High-speed catamaran built in 2001

Dublin Swift is a high-speed catamaran built in 2001 by Austal as a passenger and vehicle ferry. Following conversion into a Maritime Prepositioning ship, the vessel was chartered by the United States Navy's Military Sealift Command until January 2018 as WestPac Express. It was then converted for civilian passenger ferry by Irish Ferries and renamed Dublin Swift.

==History==
After a demonstration in 2001, Austal signed a three-year lease with Military Sealift Command for the WestPac Express.

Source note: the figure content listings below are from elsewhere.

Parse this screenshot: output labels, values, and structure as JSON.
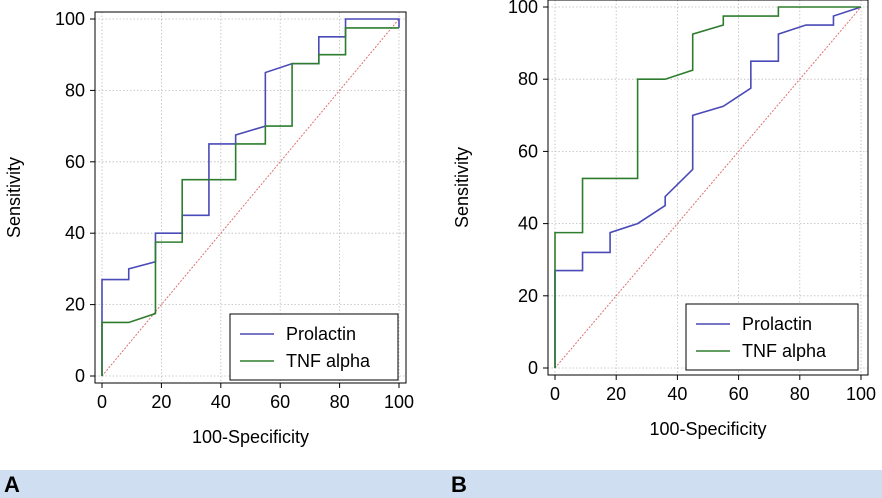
{
  "chart_data": [
    {
      "type": "line",
      "panel_label": "A",
      "xlabel": "100-Specificity",
      "ylabel": "Sensitivity",
      "xlim": [
        0,
        100
      ],
      "ylim": [
        0,
        100
      ],
      "xticks": [
        0,
        20,
        40,
        60,
        80,
        100
      ],
      "yticks": [
        0,
        20,
        40,
        60,
        80,
        100
      ],
      "grid": true,
      "legend_position": "bottom-right",
      "reference_line": {
        "x": [
          0,
          100
        ],
        "y": [
          0,
          100
        ],
        "color": "#e07070"
      },
      "series": [
        {
          "name": "Prolactin",
          "color": "#4a4ab8",
          "x": [
            0,
            0,
            9,
            9,
            18,
            18,
            27,
            27,
            36,
            36,
            45,
            45,
            55,
            55,
            64,
            73,
            73,
            82,
            82,
            100,
            100
          ],
          "y": [
            0,
            27,
            27,
            30,
            32,
            40,
            40,
            45,
            45,
            65,
            65,
            67.5,
            70,
            85,
            87.5,
            87.5,
            95,
            95,
            100,
            100,
            97.5
          ]
        },
        {
          "name": "TNF alpha",
          "color": "#2e7d2e",
          "x": [
            0,
            0,
            9,
            18,
            18,
            27,
            27,
            45,
            45,
            55,
            55,
            64,
            64,
            73,
            73,
            82,
            82,
            100
          ],
          "y": [
            0,
            15,
            15,
            17.5,
            37.5,
            37.5,
            55,
            55,
            65,
            65,
            70,
            70,
            87.5,
            87.5,
            90,
            90,
            97.5,
            97.5
          ]
        }
      ]
    },
    {
      "type": "line",
      "panel_label": "B",
      "xlabel": "100-Specificity",
      "ylabel": "Sensitivity",
      "xlim": [
        0,
        100
      ],
      "ylim": [
        0,
        100
      ],
      "xticks": [
        0,
        20,
        40,
        60,
        80,
        100
      ],
      "yticks": [
        0,
        20,
        40,
        60,
        80,
        100
      ],
      "grid": true,
      "legend_position": "bottom-right",
      "reference_line": {
        "x": [
          0,
          100
        ],
        "y": [
          0,
          100
        ],
        "color": "#e07070"
      },
      "series": [
        {
          "name": "Prolactin",
          "color": "#4a4ab8",
          "x": [
            0,
            0,
            9,
            9,
            18,
            18,
            27,
            36,
            36,
            45,
            45,
            55,
            64,
            64,
            73,
            73,
            82,
            91,
            91,
            100
          ],
          "y": [
            0,
            27,
            27,
            32,
            32,
            37.5,
            40,
            45,
            47.5,
            55,
            70,
            72.5,
            77.5,
            85,
            85,
            92.5,
            95,
            95,
            97.5,
            100
          ]
        },
        {
          "name": "TNF alpha",
          "color": "#2e7d2e",
          "x": [
            0,
            0,
            9,
            9,
            27,
            27,
            36,
            45,
            45,
            55,
            55,
            73,
            73,
            100
          ],
          "y": [
            0,
            37.5,
            37.5,
            52.5,
            52.5,
            80,
            80,
            82.5,
            92.5,
            95,
            97.5,
            97.5,
            100,
            100
          ]
        }
      ]
    }
  ]
}
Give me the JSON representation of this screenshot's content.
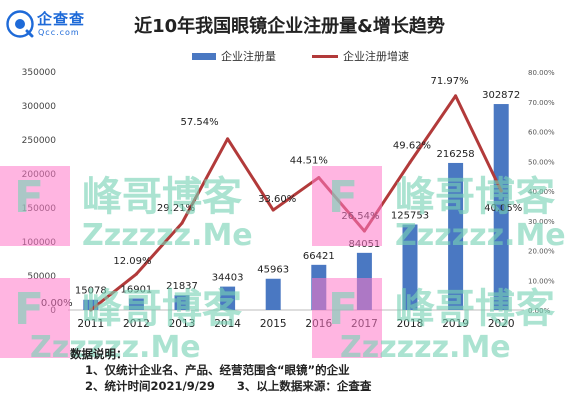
{
  "header": {
    "logo_name": "企查查",
    "logo_url": "Qcc.com"
  },
  "colors": {
    "bar": "#4a78c2",
    "line": "#b23a3a",
    "title": "#222222",
    "logo": "#1e6ad8"
  },
  "chart_data": {
    "type": "bar",
    "title": "近10年我国眼镜企业注册量&增长趋势",
    "categories": [
      "2011",
      "2012",
      "2013",
      "2014",
      "2015",
      "2016",
      "2017",
      "2018",
      "2019",
      "2020"
    ],
    "series": [
      {
        "name": "企业注册量",
        "type": "bar",
        "axis": "left",
        "values": [
          15078,
          16901,
          21837,
          34403,
          45963,
          66421,
          84051,
          125753,
          216258,
          302872
        ],
        "labels": [
          "15078",
          "16901",
          "21837",
          "34403",
          "45963",
          "66421",
          "84051",
          "125753",
          "216258",
          "302872"
        ]
      },
      {
        "name": "企业注册增速",
        "type": "line",
        "axis": "right",
        "values": [
          0.0,
          12.09,
          29.21,
          57.54,
          33.6,
          44.51,
          26.54,
          49.62,
          71.97,
          40.05
        ],
        "labels": [
          "0.00%",
          "12.09%",
          "29.21%",
          "57.54%",
          "33.60%",
          "44.51%",
          "26.54%",
          "49.62%",
          "71.97%",
          "40.05%"
        ]
      }
    ],
    "y_left": {
      "range": [
        0,
        350000
      ],
      "ticks": [
        "0",
        "50000",
        "100000",
        "150000",
        "200000",
        "250000",
        "300000",
        "350000"
      ]
    },
    "y_right": {
      "range": [
        0,
        80
      ],
      "ticks": [
        "0.00%",
        "10.00%",
        "20.00%",
        "30.00%",
        "40.00%",
        "50.00%",
        "60.00%",
        "70.00%",
        "80.00%"
      ]
    },
    "legend_position": "top-center",
    "grid": false
  },
  "notes": {
    "heading": "数据说明：",
    "line1": "1、仅统计企业名、产品、经营范围含“眼镜”的企业",
    "line2a": "2、统计时间2021/9/29",
    "line2b": "3、以上数据来源：企查查"
  },
  "watermark": {
    "text_cn": "峰哥博客",
    "text_en": "Zzzzzz.Me",
    "letter": "F"
  }
}
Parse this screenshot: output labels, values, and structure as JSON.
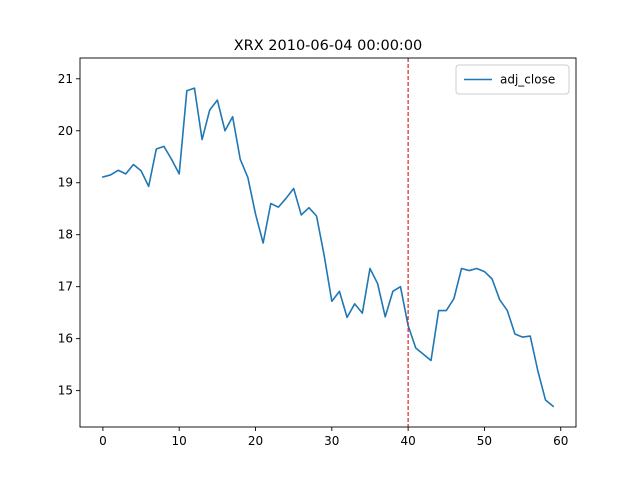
{
  "chart_data": {
    "type": "line",
    "title": "XRX 2010-06-04 00:00:00",
    "xlabel": "",
    "ylabel": "",
    "xlim": [
      -3,
      62
    ],
    "ylim": [
      14.3,
      21.4
    ],
    "xticks": [
      0,
      10,
      20,
      30,
      40,
      50,
      60
    ],
    "yticks": [
      15,
      16,
      17,
      18,
      19,
      20,
      21
    ],
    "grid": false,
    "legend_position": "top-right",
    "series": [
      {
        "name": "adj_close",
        "color": "#1f77b4",
        "x": [
          0,
          1,
          2,
          3,
          4,
          5,
          6,
          7,
          8,
          9,
          10,
          11,
          12,
          13,
          14,
          15,
          16,
          17,
          18,
          19,
          20,
          21,
          22,
          23,
          24,
          25,
          26,
          27,
          28,
          29,
          30,
          31,
          32,
          33,
          34,
          35,
          36,
          37,
          38,
          39,
          40,
          41,
          42,
          43,
          44,
          45,
          46,
          47,
          48,
          49,
          50,
          51,
          52,
          53,
          54,
          55,
          56,
          57,
          58,
          59
        ],
        "values": [
          19.11,
          19.15,
          19.24,
          19.17,
          19.35,
          19.23,
          18.93,
          19.65,
          19.7,
          19.45,
          19.17,
          20.77,
          20.82,
          19.83,
          20.4,
          20.59,
          20.0,
          20.27,
          19.45,
          19.1,
          18.4,
          17.84,
          18.6,
          18.53,
          18.7,
          18.89,
          18.38,
          18.52,
          18.36,
          17.6,
          16.72,
          16.91,
          16.41,
          16.67,
          16.49,
          17.35,
          17.06,
          16.42,
          16.91,
          17.0,
          16.25,
          15.82,
          15.7,
          15.58,
          16.54,
          16.54,
          16.77,
          17.35,
          17.31,
          17.35,
          17.29,
          17.15,
          16.75,
          16.54,
          16.09,
          16.03,
          16.05,
          15.38,
          14.82,
          14.7
        ]
      }
    ],
    "vlines": [
      {
        "x": 40,
        "color": "#d62728",
        "style": "dashed"
      }
    ]
  }
}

In March 2011, the WestPac Express was deployed as part of the US response to the 2011 Tōhoku earthquake and tsunami. In recognition of this service, Admiral Mark Buzby presented the ship’s crew with United States Merchant Marine Outstanding Achievement Medal at a ceremony on board the ship in Yokohama, Japan. The lease was renewed successively until the end of 2017.

In April 2016 WestPac Express was sold to Irish Continental Group, who continued to lease it to the Military Sealift Command until the end of 2017.

With its charter to the US Navy completed, in January 2018 WestPac Express arrived in Belfast for refurbishment at Harland & Wolff to replace the Jonathan Swift on Irish Ferries' Dublin to Holyhead route. It entered service in April 2018.

==Service==
Dublin Swift operates the Dublin–Holyhead route for Irish Ferries. The crossing typically takes about 2 hours 15 minutes, compared with approximately 3 hours 15 minutes for conventional ferries. The vessel generally operates between spring and autumn and is laid up during the winter months.

==Follow on orders==
With a design based on the WestPac Express, Austal USA built 10 Spearhead-class expeditionary fast transport vessels for use by the United States Navy, the United States Marine Corps and the United States Coast Guard with a further two on order.